The secret reason you did (or did not) get a raise

p 1 the secret reason you did or did not get a raise

Suppose again to the final time you obtained an adjustment to your compensation. Had been you advised that it was due to your efficiency? Or that it was as a result of you “exceeded expectations” in 360 peer evaluations? Did you assume that HR utilized deliberate math, sound methodologies, and calibrated outcomes pretty and persistently throughout the group to return to these conclusions?

For a lot of organizations, there’s a secret about this course of. Your supervisor—or the HR division for that matter—in all probability can’t clarify, not to mention exhibit with information and sound evaluation, the components that decided your change in pay. Right here’s what’s possible actually occurring.

Most firms wish to reward their better-performing staff with extra compensation. Together with years of related expertise, location, and tenure, efficiency is among the many commonest standards firms use to find out who will get paid greater than different comparable staff.
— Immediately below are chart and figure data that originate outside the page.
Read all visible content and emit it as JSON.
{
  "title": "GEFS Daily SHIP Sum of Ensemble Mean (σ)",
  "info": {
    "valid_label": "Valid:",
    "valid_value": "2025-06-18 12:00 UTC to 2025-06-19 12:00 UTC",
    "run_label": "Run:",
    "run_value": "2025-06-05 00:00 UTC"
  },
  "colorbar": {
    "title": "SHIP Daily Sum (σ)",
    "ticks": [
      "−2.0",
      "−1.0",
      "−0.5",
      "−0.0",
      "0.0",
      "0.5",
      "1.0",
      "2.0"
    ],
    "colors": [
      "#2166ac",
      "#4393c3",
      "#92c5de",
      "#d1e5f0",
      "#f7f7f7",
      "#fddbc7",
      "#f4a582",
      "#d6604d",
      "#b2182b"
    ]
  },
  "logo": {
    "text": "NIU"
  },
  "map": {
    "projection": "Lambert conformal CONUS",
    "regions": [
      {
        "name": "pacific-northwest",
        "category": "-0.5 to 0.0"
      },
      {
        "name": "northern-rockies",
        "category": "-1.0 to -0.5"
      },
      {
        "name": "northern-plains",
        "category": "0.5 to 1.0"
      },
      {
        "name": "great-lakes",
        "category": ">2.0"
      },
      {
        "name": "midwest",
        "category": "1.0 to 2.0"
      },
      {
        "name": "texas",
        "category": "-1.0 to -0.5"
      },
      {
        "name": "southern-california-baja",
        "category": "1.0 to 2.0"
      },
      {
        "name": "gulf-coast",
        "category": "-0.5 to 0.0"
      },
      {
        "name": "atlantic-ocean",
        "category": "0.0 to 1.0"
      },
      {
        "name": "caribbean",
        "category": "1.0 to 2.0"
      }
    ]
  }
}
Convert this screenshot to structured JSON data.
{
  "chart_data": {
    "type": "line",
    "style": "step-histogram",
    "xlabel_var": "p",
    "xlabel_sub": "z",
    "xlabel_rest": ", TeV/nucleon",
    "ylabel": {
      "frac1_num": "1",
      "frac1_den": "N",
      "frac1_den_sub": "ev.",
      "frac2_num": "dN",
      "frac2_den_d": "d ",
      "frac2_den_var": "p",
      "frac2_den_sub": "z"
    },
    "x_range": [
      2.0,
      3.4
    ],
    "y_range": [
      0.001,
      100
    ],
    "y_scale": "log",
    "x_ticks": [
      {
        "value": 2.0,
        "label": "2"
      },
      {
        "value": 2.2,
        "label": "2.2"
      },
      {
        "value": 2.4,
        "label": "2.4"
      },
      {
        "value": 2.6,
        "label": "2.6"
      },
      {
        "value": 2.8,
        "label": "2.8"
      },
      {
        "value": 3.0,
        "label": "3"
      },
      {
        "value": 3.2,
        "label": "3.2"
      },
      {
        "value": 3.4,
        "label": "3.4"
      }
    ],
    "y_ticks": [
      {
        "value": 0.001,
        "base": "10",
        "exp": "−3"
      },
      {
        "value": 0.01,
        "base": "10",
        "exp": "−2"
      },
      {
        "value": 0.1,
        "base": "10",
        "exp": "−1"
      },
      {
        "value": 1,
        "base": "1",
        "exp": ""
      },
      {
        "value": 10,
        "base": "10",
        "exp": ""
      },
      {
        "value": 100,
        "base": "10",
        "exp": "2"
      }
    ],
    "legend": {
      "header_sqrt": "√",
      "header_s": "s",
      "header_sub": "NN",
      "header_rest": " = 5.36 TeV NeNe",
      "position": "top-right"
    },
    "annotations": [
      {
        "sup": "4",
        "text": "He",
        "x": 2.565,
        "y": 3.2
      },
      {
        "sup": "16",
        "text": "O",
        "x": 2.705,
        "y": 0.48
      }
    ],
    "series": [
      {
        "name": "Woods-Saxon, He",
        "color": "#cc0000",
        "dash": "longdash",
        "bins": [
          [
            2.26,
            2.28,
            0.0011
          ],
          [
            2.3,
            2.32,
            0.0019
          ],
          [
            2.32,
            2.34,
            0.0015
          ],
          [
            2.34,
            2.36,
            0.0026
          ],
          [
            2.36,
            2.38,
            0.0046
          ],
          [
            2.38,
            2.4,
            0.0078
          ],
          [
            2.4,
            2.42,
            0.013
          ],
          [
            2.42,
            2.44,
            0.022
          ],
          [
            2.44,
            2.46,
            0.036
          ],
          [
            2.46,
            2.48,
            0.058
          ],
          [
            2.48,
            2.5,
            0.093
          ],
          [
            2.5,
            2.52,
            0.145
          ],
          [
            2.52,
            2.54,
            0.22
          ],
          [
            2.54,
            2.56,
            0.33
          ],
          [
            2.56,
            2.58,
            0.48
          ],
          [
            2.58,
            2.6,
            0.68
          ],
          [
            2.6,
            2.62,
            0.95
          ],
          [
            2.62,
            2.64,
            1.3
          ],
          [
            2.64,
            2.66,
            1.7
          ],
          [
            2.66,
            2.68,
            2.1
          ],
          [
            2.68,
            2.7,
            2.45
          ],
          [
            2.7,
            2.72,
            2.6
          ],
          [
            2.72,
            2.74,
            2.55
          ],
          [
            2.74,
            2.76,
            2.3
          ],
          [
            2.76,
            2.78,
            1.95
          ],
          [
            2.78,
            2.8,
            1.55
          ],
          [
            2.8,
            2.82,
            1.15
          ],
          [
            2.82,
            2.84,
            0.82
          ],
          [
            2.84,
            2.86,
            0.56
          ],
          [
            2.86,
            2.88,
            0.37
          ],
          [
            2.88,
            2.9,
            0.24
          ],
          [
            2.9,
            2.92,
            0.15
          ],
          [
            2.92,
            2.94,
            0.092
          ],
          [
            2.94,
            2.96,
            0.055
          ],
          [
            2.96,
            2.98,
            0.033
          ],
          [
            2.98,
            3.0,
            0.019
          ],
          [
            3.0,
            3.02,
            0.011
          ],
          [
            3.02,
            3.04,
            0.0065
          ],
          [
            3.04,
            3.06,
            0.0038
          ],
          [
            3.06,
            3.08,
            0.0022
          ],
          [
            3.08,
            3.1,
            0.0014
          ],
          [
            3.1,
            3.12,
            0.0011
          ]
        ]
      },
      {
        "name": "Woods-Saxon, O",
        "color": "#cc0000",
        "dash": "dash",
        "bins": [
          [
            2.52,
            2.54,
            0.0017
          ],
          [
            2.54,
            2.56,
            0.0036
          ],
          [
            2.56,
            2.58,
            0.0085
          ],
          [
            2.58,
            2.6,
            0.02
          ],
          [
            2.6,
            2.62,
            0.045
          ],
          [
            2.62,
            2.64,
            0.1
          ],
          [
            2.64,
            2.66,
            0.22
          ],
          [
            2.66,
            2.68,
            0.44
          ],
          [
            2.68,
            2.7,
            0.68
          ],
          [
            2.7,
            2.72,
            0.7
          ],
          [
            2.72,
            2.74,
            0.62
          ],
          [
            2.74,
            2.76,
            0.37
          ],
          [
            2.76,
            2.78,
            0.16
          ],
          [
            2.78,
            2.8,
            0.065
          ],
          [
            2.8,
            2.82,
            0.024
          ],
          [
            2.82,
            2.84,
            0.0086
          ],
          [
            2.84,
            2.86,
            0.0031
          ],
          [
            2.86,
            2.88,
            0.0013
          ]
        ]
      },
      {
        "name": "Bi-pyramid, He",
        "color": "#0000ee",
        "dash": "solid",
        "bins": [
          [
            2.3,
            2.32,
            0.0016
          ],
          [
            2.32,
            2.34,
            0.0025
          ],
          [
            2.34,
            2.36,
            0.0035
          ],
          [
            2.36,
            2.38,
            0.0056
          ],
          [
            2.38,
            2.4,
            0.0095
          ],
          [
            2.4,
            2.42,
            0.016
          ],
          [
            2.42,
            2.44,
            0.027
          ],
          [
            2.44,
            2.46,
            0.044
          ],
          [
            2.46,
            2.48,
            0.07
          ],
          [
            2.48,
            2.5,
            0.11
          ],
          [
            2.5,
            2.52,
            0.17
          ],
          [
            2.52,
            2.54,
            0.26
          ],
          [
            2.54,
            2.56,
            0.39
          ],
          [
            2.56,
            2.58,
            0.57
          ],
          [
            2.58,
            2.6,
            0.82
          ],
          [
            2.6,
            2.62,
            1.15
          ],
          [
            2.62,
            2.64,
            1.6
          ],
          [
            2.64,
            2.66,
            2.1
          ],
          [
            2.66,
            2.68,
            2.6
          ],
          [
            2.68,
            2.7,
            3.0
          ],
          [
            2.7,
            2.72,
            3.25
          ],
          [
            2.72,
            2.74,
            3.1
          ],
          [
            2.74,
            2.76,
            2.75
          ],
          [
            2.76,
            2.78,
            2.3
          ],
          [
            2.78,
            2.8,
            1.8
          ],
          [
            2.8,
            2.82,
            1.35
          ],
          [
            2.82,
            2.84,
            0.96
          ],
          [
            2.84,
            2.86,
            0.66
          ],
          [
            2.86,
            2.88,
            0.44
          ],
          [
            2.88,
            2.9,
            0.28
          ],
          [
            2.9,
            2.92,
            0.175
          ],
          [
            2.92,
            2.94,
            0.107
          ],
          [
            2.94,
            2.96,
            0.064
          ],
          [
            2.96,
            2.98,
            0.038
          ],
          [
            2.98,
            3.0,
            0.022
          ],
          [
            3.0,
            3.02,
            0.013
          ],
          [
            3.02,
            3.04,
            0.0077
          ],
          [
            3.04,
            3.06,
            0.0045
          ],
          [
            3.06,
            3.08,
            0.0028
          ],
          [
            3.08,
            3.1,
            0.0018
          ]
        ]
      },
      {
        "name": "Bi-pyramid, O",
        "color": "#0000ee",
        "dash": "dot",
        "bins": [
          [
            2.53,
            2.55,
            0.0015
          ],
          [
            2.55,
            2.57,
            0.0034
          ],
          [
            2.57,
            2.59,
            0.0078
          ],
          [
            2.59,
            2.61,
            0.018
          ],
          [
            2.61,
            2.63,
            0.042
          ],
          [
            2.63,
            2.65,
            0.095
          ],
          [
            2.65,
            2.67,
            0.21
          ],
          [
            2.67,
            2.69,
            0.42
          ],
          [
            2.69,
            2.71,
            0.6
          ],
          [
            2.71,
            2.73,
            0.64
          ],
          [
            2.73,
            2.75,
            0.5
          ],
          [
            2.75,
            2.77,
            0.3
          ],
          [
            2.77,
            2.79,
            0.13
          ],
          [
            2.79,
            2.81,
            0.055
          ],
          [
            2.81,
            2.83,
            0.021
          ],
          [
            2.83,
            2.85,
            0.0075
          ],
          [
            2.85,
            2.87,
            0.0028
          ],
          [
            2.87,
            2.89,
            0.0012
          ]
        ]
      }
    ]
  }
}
However the scary reality more often than not is that this: Managers use their discretion and subjectively worth efficiency in a different way. Why? As a result of they’re human. And most firms lack the elemental instruments to know whether or not their pay insurance policies are working as supposed. As a labor and employment regulation lawyer and information scientist, I’ve seen firsthand how firms largely function in the dead of night in terms of persistently and pretty making use of pay insurance policies.

Good insurance policies are foundational to truthful pay

Efficient pay insurance policies ought to be truthful, constant, unbiased, and they need to adequately incentivize supposed behaviors and outcomes. They must be defensible in a courtroom of regulation. They need to align with what firms have communicated to their staff, managers, and executives.

When pay insurance policies are carried out inconsistently (like when some managers place extra weight or not as a lot weight on instructional attainment), or primarily based on biased information (like insurance policies that statistically inure a profit to 1 group over one other), they’ll inadvertently grow to be one of many largest drivers of pay disparities. That implies that each time your group modifications compensation, it could possibly be exacerbating the issues. And people issues are greater than elevated authorized threat. They embody hits to retention, engagement, productiveness, morale, and total model.

As extra firms deal with enhancing equity within the office as a means to assist handle systemic inequality, staff deserve extra transparency. They need to be capable of know that if their employer says they pay for efficiency, that they really are doing so (persistently). And, firms deserve higher instruments to have the ability to shortly and dynamically analyze compensation information and know with certainty whether or not their technique is working as supposed or if not, be capable of repair it.

Information spotlights hidden gaps in pay insurance policies

Many leaders may have theories on how their pay insurance policies are working however few have the instruments to know for certain. It’s because historically, firms look to regulation companies and consultants to conduct pay fairness analyses and few are capable of meaningfully and dynamically study pay insurance policies as a result of it’s sluggish, static, and expensive. So when leaders do get a probability to look below the hood, the information are illuminating.

When a main insurance coverage firm not too long ago started its pay fairness evaluation, its leaders needed to account for just one pay coverage: efficiency ranking. However as they checked out their information utilizing the precise instruments, they realized efficiency rankings weren’t explaining variation in compensation a lot in any respect. This discovering led the workforce to suppose very in a different way about their pay insurance policies and apply a way more nuanced method. Now, they’re utilizing 9 insurance policies to find out how staff get paid in a way more constant and truthful means.

One other firm that held itself out as a pay-for-performance group discovered that it was something however. As soon as their workforce examined their pay information utilizing the precise instruments, they realized their efficiency rankings system favored males. Throughout the corporate, efficiency scores had little relationship to figuring out worker pay. And, in a single group, they discovered staff had been being paid much less for greater efficiency rankings. By seeing the precise influence of their insurance policies on compensation, they had been capable of handle the basis causes that had been creating unfairness and deal with the components that really influenced pay. Once more, the important thing to transformative change is having the precise instruments in place.


As extra firms flip to software program that permits them to meaningfully, persistently, and dynamically consider pay and pay insurance policies, leaders are lastly gaining an always-on pulse of how selections round pay influence equity within the office. It’s not acceptable for employers to be in the dead of night in terms of whether or not pay insurance policies are working as designed in at this time’s tradition of office transparency. By utilizing the precise expertise, firms can lastly maintain a mirror as much as their compensation methods so each staff and employers may be assured that insurance policies are driving legitimate variations in pay and incenting supposed behaviors and outcomes, and aren’t biased or contributing to inequity in organizations.

Zev Eigen is the founder and chief science officer at Syndio, a SaaS pay analytics firm.